9. De rechtbank is evenwel van oordeel dat in de omstandigheden van dit geval voldoende grond is gelegen het beroep van eiser op het vertrouwensbeginsel te honoreren, in die zin dat de door verweerder over het eerste en tweede kwartaal van 2012 en het vierde kwartaal van 2015 verleende teruggaaf van voorbelasting in stand moet blijven. De naheffingsaanslag is in zoverre naar een te hoog bedrag aan eiser opgelegd. Voor het honoreren van het vertrouwensbeginsel ten aanzien van zes aangiftetijdvakken ziet de rechtbank geen grond, nu eiser die tijdvakken niet nader heeft gespecificeerd, maar heeft volstaan met de stelling dat er zes maal een controle heeft plaatsgevonden. Aannemelijk is dat naar door verweerder onweersproken is gesteld een aantal van de door eiser genoemde tijdvakken ziet op het niet in onderhavige naheffingsaanslag betrokken jaar 2016.

Boete

10. Op grond van artikel 67c van de Algemene wet inzake rijksbelastingen (Awr) in samenhang artikel 20, eerste lid, tweede volzin, van de Awr en met het bepaalde in paragraaf 24 van het Besluit Bestuurlijke Boeten Belastingdienst is aan eiser een verzuimboete van 10% van de verschuldigde belasting opgelegd omdat ten onrechte of tot een te hoog bedrag teruggaaf van belasting is verleend.

11. Het opleggen van een verzuimboete blijft achterwege indien sprake is van hetzij afwezigheid van alle schuld (avas) hetzij van een pleitbaar standpunt. De rechtbank is van oordeel dat in het onderhavige geval sprake is van avas. Daarbij is onder meer in aanmerking genomen dat eiser tegen zijn aanvankelijke bedoelingen in een onderneming is gestart. Voorts acht de rechtbank in dit verband van belang dat naar eiser onweersproken heeft gesteld van de zijde van de belastingdienst uitsluitend aan eiser is medegedeeld dat hij alleen - en ook niet meer dan dat - zijn bonnen moest nummeren en bewaren.

12. De rechtbank merkt ter voorlichting aan eiser met betrekking tot diens huidige financiële situatie nog op dat ter zitting namens de belastingdienst is meegedeeld dat daarmee bij de invordering van de door eiser verschuldigde belasting rekening zal worden gehouden.

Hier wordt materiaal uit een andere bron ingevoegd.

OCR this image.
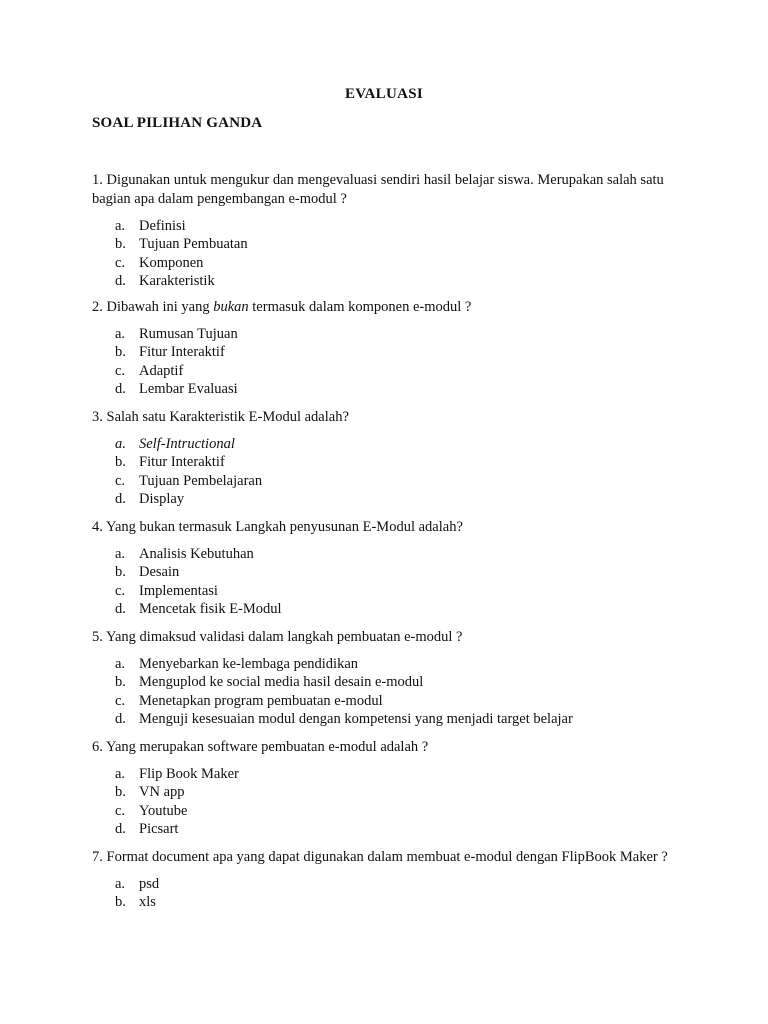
EVALUASI
SOAL PILIHAN GANDA

1. Digunakan untuk mengukur dan mengevaluasi sendiri hasil belajar siswa. Merupakan salah satu bagian apa dalam pengembangan e-modul ?

a. Definisi
b. Tujuan Pembuatan
c. Komponen
d. Karakteristik

2. Dibawah ini yang bukan termasuk dalam komponen e-modul ?

a. Rumusan Tujuan
b. Fitur Interaktif
c. Adaptif
d. Lembar Evaluasi

3. Salah satu Karakteristik E-Modul adalah?

a. Self-Intructional
b. Fitur Interaktif
c. Tujuan Pembelajaran
d. Display

4. Yang bukan termasuk Langkah penyusunan E-Modul adalah?

a. Analisis Kebutuhan
b. Desain
c. Implementasi
d. Mencetak fisik E-Modul

5. Yang dimaksud validasi dalam langkah pembuatan e-modul ?

a. Menyebarkan ke-lembaga pendidikan
b. Menguplod ke social media hasil desain e-modul
c. Menetapkan program pembuatan e-modul
d. Menguji kesesuaian modul dengan kompetensi yang menjadi target belajar

6. Yang merupakan software pembuatan e-modul adalah ?

a. Flip Book Maker
b. VN app
c. Youtube
d. Picsart

7. Format document apa yang dapat digunakan dalam membuat e-modul dengan FlipBook Maker ?

a. psd
b. xls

13. Gelet op wat hiervoor onder 9 en 11 is overwogen dient het beroep gegrond te worden verklaard.

Proceskosten

14. Voor een proceskostenveroordeling bestaat geen aanleiding. Er zijn geen voor vergoeding in aanmerking komende proceskosten.

Beslissing

De rechtbank:

- verklaart het beroep gegrond;

- vernietigt de uitspraak op bezwaar;

- bepaalt dat verweerder met inachtneming van deze uitspraak de naheffingsaanslag nader vaststelt en de rentebeschikking dienovereenkomstig vermindert;

- vermindert de boete tot nihil en bepaalt dat deze uitspraak in de plaats treedt van het vernietigde bestreden besluit;

- draagt verweerder op het betaalde griffierecht van € 168 aan eiser te vergoeden.

Deze uitspraak is gedaan door mr. E. Kouwenhoven, rechter, in aanwezigheid van

mr. M.A.H. Strik, griffier. De beslissing is in het openbaar uitgesproken op 9 april 2018.